Opposition politicians said they took Rehn’s comments seriously and were aware of the implications for the stability of the euro zone.

“We’re in an impossible situation here. We’re being asked to tacitly support a budget that we haven’t seen,” Fine Gael lawmaker Brian Hayes told public broadcaster RTE.

EU partners are watching the Irish turmoil with concern. German Chancellor Angela Merkel told employers that Ireland’s crisis was different from Greece’s but just as worrying and the euro was in an “exceptionally serious situation.”

Dutch Finance Minister Jan Kees de Jager said it would be a bad idea to throw Ireland out of the euro or split the single currency area with southern countries devaluing, since that would provoke “a chain of unwanted events.”

But he told RTL 7 television: “Shareholders and holders of subordinated bonds in Irish banks will have to bleed in a restructuring.”

Greece, the first country to be bailed out by the euro zone and the IMF earlier this year, won a vote of confidence from EU and IMF inspectors on Tuesday after promising extra measures to shore up its ailing finances.

A man carrying his tools walks near a graffiti in South Dublin, November 23, 2010. REUTERS/Cathal McNaughton

Cowen has defied calls to quit, saying the national interest required that he press on to unveil a promised four-year austerity package on Wednesday.

A delay in adopting the budget would almost certainly prevent the release of the first bailout loans under IMF rules. A European Commission spokesman reminded Ireland that every day that passes was having an impact on its economy.

He also said it was hard to imagine Ireland remaining a low tax country, an apparent reference to Dublin’s ultra-low 12.5 percent corporation tax rate, an irritant to EU partners.

Both De Jager and French Economy Minister Christine Lagarde said Ireland would have to raise taxes as part of the deficit cutting package. The Dutchman said it would make more sense for Dublin to raise VAT than corporation tax.

Anger at Cowen’s handling of Ireland’s economic and banking crisis has ballooned since he announced the bailout, and his chances of passing the budget fell dramatically when two independent lawmakers said they were likely to withhold support.

Some voters questioned at random in Dublin said they had more faith in the IMF than in their own politicians. “At least the IMF might know what they’re doing,” said Margaret, 49, an office worker, who declined to give her family name.
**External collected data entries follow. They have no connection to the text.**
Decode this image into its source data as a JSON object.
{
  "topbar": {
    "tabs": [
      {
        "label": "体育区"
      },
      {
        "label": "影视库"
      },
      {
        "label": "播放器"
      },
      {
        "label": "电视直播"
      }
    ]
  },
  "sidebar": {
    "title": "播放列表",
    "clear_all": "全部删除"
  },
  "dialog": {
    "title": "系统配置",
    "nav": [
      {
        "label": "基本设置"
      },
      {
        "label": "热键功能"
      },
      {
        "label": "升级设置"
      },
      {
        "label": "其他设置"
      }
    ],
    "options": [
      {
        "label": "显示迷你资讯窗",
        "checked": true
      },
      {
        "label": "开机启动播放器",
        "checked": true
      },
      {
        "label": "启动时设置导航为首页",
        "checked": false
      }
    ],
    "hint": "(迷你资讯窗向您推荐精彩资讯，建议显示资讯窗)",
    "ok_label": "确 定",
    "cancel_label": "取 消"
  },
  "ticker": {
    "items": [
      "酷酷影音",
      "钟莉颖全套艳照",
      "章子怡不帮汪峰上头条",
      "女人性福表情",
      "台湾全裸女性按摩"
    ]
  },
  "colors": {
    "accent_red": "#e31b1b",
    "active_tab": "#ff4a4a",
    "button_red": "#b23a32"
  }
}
“I would love to have thrown my book at the TV as Cowen was talking last night, but I couldn’t afford a new TV,” she added.


The Irish government is expected to announce it will cut the minimum wage, social welfare spending and the number of public employees and add a new property tax and higher income taxes in a package intended to shave 6 billion euros off next year’s budget, and 15 billion off the annual budget by 2014.

The IMF said in a paper released on Monday that Ireland should gradually lower unemployment benefits and cut its minimum wage to boost employment.

EU partners and the IMF agreed in principle on Sunday to rescue Ireland with an expected 80 to 90 billion euros in loans to try to stop its crisis continuing to undermine the value of Ireland’s traded debt and that of countries with similar problems -- notably Portugal and Spain.

European financial markets slid on Tuesday, partly because of the mounting political uncertainty in Ireland and fears of contagion to other weak euro zone countries.

Irish shares were down as much as 3 percent, the cost of insuring Irish and Portuguese debt against default rose and the risk premium investors charge to hold Irish government bonds crept up further.

Central bank governor Patrick Honohan said all the country’s banks were up for sale and he expected the EU and the IMF to attach many conditions to a financial rescue.